Chirurgia estetica seno: novità per la mastoplastica additiva

In materia di chirurgia estetica per il seno ‘sicurezza’ è la parola d’ordine e, indipendentemente dalla tecnica prescelta, è vitale che ad eseguire l’intervento sia un professionista riconosciuto. La recente entrata in vigore della legge 5 giugno 2012 n.86 mira a tutelare le pazienti, stabilendo il divieto di operare minorenni e consentendo di intervenire soltanto ai medici specializzati e regolarmente iscritti alle associazioni italiane Aicpe ( Associazione Italiana Chirurgia Plastica Estetica) e Sicpre ( Società Italiana Chirurgia Plastica Ricostruttiva Estetica).
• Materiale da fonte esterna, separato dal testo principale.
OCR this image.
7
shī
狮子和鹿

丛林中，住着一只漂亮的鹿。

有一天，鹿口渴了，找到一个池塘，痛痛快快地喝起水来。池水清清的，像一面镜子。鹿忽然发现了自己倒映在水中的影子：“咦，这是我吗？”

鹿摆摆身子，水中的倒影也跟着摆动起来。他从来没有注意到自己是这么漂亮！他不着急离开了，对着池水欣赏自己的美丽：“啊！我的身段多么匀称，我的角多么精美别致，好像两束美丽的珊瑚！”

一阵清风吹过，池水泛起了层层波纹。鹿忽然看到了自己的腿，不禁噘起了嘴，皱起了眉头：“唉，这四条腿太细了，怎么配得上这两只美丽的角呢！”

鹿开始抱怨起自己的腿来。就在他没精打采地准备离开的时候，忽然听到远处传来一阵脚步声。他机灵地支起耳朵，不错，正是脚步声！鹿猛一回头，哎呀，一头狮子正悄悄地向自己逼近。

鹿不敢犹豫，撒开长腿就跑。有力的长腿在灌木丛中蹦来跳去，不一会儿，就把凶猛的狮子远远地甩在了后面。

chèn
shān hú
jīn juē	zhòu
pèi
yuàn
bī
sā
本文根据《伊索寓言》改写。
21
L’accertata professionalità del medico è, dunque, un requisito essenziale per procedere in tutta tranquillità alla scelta della tecnica più adatta alle proprie esigenze. Gli ultimi ritrovati nell’ambito della chirurgia estetica per il seno promettono un risultato più naturale e un minor numero di rischi ma è necessario che ogni novità poggi su un adeguato studio scientifico. Le opzioni principali al momento sono due: la protesi tradizionale e il trapianto di grasso, prelevato da altre zone del corpo. Quest’ultima tecnica si è rivelata utile non solo a fini estetici ma anche ricostruttivi, ottenendo ottimi risultati anche per chi, in seguito a patologie ed incidenti, ha voluto ridare nuova forma al suo seno. L’intervento è preceduto da un’espansione delle mammelle con un reggiseno a pressione negativa che ha lo scopo di aumentare il volume del seno e la vascolarizzazione, permettendo un migliore attecchimento del grasso.

Tuttavia può anche capitare che nelle pazienti non ci sia sufficiente materiale adiposo da trapiantare, ed è bene ricordare che è ancora in fase di studio la relazione tra le cellule staminali ricavate dal grasso e la crescita tumorale. Tra le note dolenti del trapianto di grasso, poi, bisogna sapere che, nella maggior parte dei casi, per ottenere il risultato desiderato occorre ripetere l’intervento più volte. All’orizzonte vi sono però interessanti novità come le nuove protesi, ancora in fase di test, da riempire in gel di silicone solo una volta collocate nel seno. Con questa nuova tecnica la forma ricavata sarebbe più naturale e modellabile in itinere ma, soprattutto, le dimensioni delle incisioni si ridurrebbero. Il futuro della mastoplastica additiva appare, dunque, promettente per tutte le donne che vogliono ritrovare la loro femminilità in un nuovo decollété, naturale ed esteticamente perfetto.